Am gestrigen Mittwoch folgte die nächste Schocknachricht: Ermittler fanden eine Leiche. Der menschlichen Überreste seien in einem Wald in der südostenglischen Grafschaft Kent, in der Nähe der Stadt Ashford, gefunden worden, sagte die London Polizeichefin Cressida Dick vor den Medien. Derzeit könne man jedoch noch nicht sagen, ob es sich beim Opfer um Everard handle.
«Schockiert und wütend»
Auch äusserte sich Cressida Dick zum verhafteten Tatverdächtigen. Der Mann ist offenbar nicht irgendein Streifenpolizist, sondern Mitglied einer Sondereinheit, die Regierungsgebäude und Botschaften bewacht. Er soll Sarah Everard in sein Auto gelockt haben, schreibt «The Sun».

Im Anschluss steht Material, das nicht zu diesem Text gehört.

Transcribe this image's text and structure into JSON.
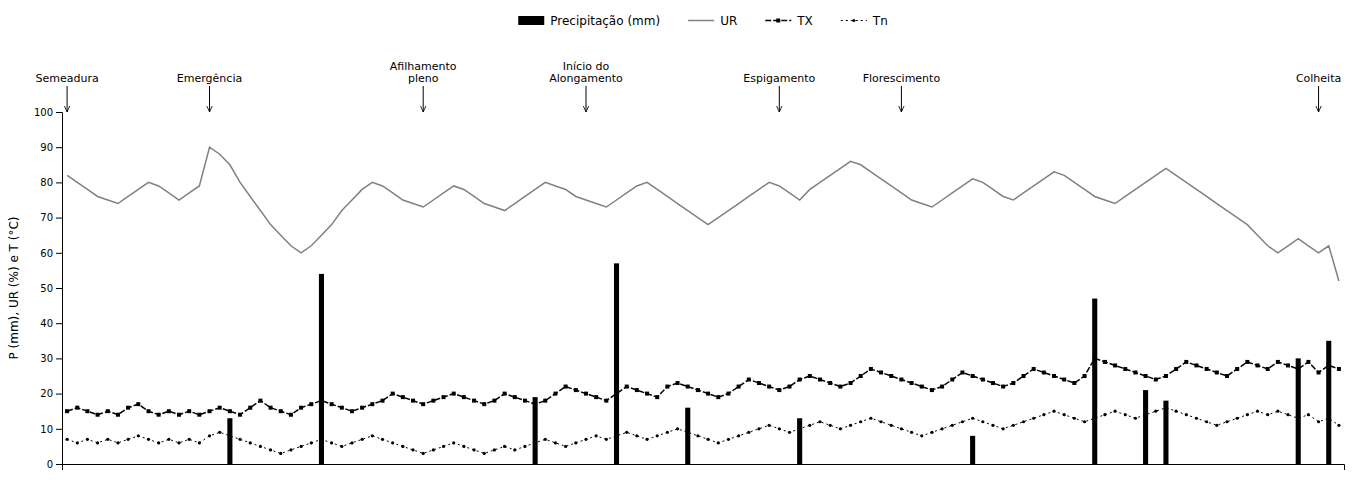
{
  "chart_data": {
    "type": "bar",
    "ylabel": "P (mm), UR (%) e T (°C)",
    "x": [
      1,
      2,
      3,
      4,
      5,
      6,
      7,
      8,
      9,
      10,
      11,
      12,
      13,
      14,
      15,
      16,
      17,
      18,
      19,
      20,
      21,
      22,
      23,
      24,
      25,
      26,
      27,
      28,
      29,
      30,
      31,
      32,
      33,
      34,
      35,
      36,
      37,
      38,
      39,
      40,
      41,
      42,
      43,
      44,
      45,
      46,
      47,
      48,
      49,
      50,
      51,
      52,
      53,
      54,
      55,
      56,
      57,
      58,
      59,
      60,
      61,
      62,
      63,
      64,
      65,
      66,
      67,
      68,
      69,
      70,
      71,
      72,
      73,
      74,
      75,
      76,
      77,
      78,
      79,
      80,
      81,
      82,
      83,
      84,
      85,
      86,
      87,
      88,
      89,
      90,
      91,
      92,
      93,
      94,
      95,
      96,
      97,
      98,
      99,
      100,
      101,
      102,
      103,
      104,
      105,
      106,
      107,
      108,
      109,
      110,
      111,
      112,
      113,
      114,
      115,
      116,
      117,
      118,
      119,
      120,
      121,
      122,
      123,
      124,
      125,
      126
    ],
    "xlim": [
      0.5,
      126.5
    ],
    "xticks": [],
    "ylim": [
      0,
      100
    ],
    "yticks": [
      0,
      10,
      20,
      30,
      40,
      50,
      60,
      70,
      80,
      90,
      100
    ],
    "grid": false,
    "legend": "top",
    "tick_labels": "y",
    "series": [
      {
        "name": "Precipitação (mm)",
        "type": "bar",
        "color": "#000000",
        "values": [
          0,
          0,
          0,
          0,
          0,
          0,
          0,
          0,
          0,
          0,
          0,
          0,
          0,
          0,
          0,
          0,
          13,
          0,
          0,
          0,
          0,
          0,
          0,
          0,
          0,
          54,
          0,
          0,
          0,
          0,
          0,
          0,
          0,
          0,
          0,
          0,
          0,
          0,
          0,
          0,
          0,
          0,
          0,
          0,
          0,
          0,
          19,
          0,
          0,
          0,
          0,
          0,
          0,
          0,
          57,
          0,
          0,
          0,
          0,
          0,
          0,
          16,
          0,
          0,
          0,
          0,
          0,
          0,
          0,
          0,
          0,
          0,
          13,
          0,
          0,
          0,
          0,
          0,
          0,
          0,
          0,
          0,
          0,
          0,
          0,
          0,
          0,
          0,
          0,
          8,
          0,
          0,
          0,
          0,
          0,
          0,
          0,
          0,
          0,
          0,
          0,
          47,
          0,
          0,
          0,
          0,
          21,
          0,
          18,
          0,
          0,
          0,
          0,
          0,
          0,
          0,
          0,
          0,
          0,
          0,
          0,
          30,
          0,
          0,
          35,
          0
        ]
      },
      {
        "name": "UR",
        "type": "line",
        "color": "#808080",
        "line_style": "solid",
        "values": [
          82,
          80,
          78,
          76,
          75,
          74,
          76,
          78,
          80,
          79,
          77,
          75,
          77,
          79,
          90,
          88,
          85,
          80,
          76,
          72,
          68,
          65,
          62,
          60,
          62,
          65,
          68,
          72,
          75,
          78,
          80,
          79,
          77,
          75,
          74,
          73,
          75,
          77,
          79,
          78,
          76,
          74,
          73,
          72,
          74,
          76,
          78,
          80,
          79,
          78,
          76,
          75,
          74,
          73,
          75,
          77,
          79,
          80,
          78,
          76,
          74,
          72,
          70,
          68,
          70,
          72,
          74,
          76,
          78,
          80,
          79,
          77,
          75,
          78,
          80,
          82,
          84,
          86,
          85,
          83,
          81,
          79,
          77,
          75,
          74,
          73,
          75,
          77,
          79,
          81,
          80,
          78,
          76,
          75,
          77,
          79,
          81,
          83,
          82,
          80,
          78,
          76,
          75,
          74,
          76,
          78,
          80,
          82,
          84,
          82,
          80,
          78,
          76,
          74,
          72,
          70,
          68,
          65,
          62,
          60,
          62,
          64,
          62,
          60,
          62,
          52
        ]
      },
      {
        "name": "TX",
        "type": "line",
        "color": "#000000",
        "line_style": "dashed",
        "marker": "square",
        "values": [
          15,
          16,
          15,
          14,
          15,
          14,
          16,
          17,
          15,
          14,
          15,
          14,
          15,
          14,
          15,
          16,
          15,
          14,
          16,
          18,
          16,
          15,
          14,
          16,
          17,
          18,
          17,
          16,
          15,
          16,
          17,
          18,
          20,
          19,
          18,
          17,
          18,
          19,
          20,
          19,
          18,
          17,
          18,
          20,
          19,
          18,
          17,
          18,
          20,
          22,
          21,
          20,
          19,
          18,
          20,
          22,
          21,
          20,
          19,
          22,
          23,
          22,
          21,
          20,
          19,
          20,
          22,
          24,
          23,
          22,
          21,
          22,
          24,
          25,
          24,
          23,
          22,
          23,
          25,
          27,
          26,
          25,
          24,
          23,
          22,
          21,
          22,
          24,
          26,
          25,
          24,
          23,
          22,
          23,
          25,
          27,
          26,
          25,
          24,
          23,
          25,
          30,
          29,
          28,
          27,
          26,
          25,
          24,
          25,
          27,
          29,
          28,
          27,
          26,
          25,
          27,
          29,
          28,
          27,
          29,
          28,
          27,
          29,
          26,
          28,
          27
        ]
      },
      {
        "name": "Tn",
        "type": "line",
        "color": "#000000",
        "line_style": "dotted",
        "marker": "circle",
        "values": [
          7,
          6,
          7,
          6,
          7,
          6,
          7,
          8,
          7,
          6,
          7,
          6,
          7,
          6,
          8,
          9,
          8,
          7,
          6,
          5,
          4,
          3,
          4,
          5,
          6,
          7,
          6,
          5,
          6,
          7,
          8,
          7,
          6,
          5,
          4,
          3,
          4,
          5,
          6,
          5,
          4,
          3,
          4,
          5,
          4,
          5,
          6,
          7,
          6,
          5,
          6,
          7,
          8,
          7,
          8,
          9,
          8,
          7,
          8,
          9,
          10,
          9,
          8,
          7,
          6,
          7,
          8,
          9,
          10,
          11,
          10,
          9,
          10,
          11,
          12,
          11,
          10,
          11,
          12,
          13,
          12,
          11,
          10,
          9,
          8,
          9,
          10,
          11,
          12,
          13,
          12,
          11,
          10,
          11,
          12,
          13,
          14,
          15,
          14,
          13,
          12,
          13,
          14,
          15,
          14,
          13,
          14,
          15,
          16,
          15,
          14,
          13,
          12,
          11,
          12,
          13,
          14,
          15,
          14,
          15,
          14,
          13,
          14,
          12,
          13,
          11
        ]
      }
    ],
    "annotations": [
      {
        "text": "Semeadura",
        "x": 1,
        "y": 100
      },
      {
        "text": "Emergência",
        "x": 15,
        "y": 100
      },
      {
        "text": "Afilhamento\npleno",
        "x": 36,
        "y": 100
      },
      {
        "text": "Início do\nAlongamento",
        "x": 52,
        "y": 100
      },
      {
        "text": "Espigamento",
        "x": 71,
        "y": 100
      },
      {
        "text": "Florescimento",
        "x": 83,
        "y": 100
      },
      {
        "text": "Colheita",
        "x": 124,
        "y": 100
      }
    ]
  }
}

Dass der mutmassliche Täter aus den eigenen Reihen stammen könnte, sei für die gesamte Polizei schockierend – und mache sie wütend, betonte Dick. «Ich spreche im Namen aller meiner Kollegen, wenn ich sage, dass wir über diese schrecklichen Nachrichten völlig entsetzt sind», fügte sie hinzu. «Unser Job ist es, auf den Strassen zu patrouillieren und die Menschen zu schützen.»
Sie sei in Gedanken bei den Angehörigen der jungen Frau. «Sarahs Verschwinden unter diesen schrecklichen Umständen ist der schlimmste Alptraum jeder Familie. Ich weiss, dass die Londoner wissen wollen, dass es zum Glück unglaublich selten ist, dass eine Frau von unseren Strassen entführt wird.»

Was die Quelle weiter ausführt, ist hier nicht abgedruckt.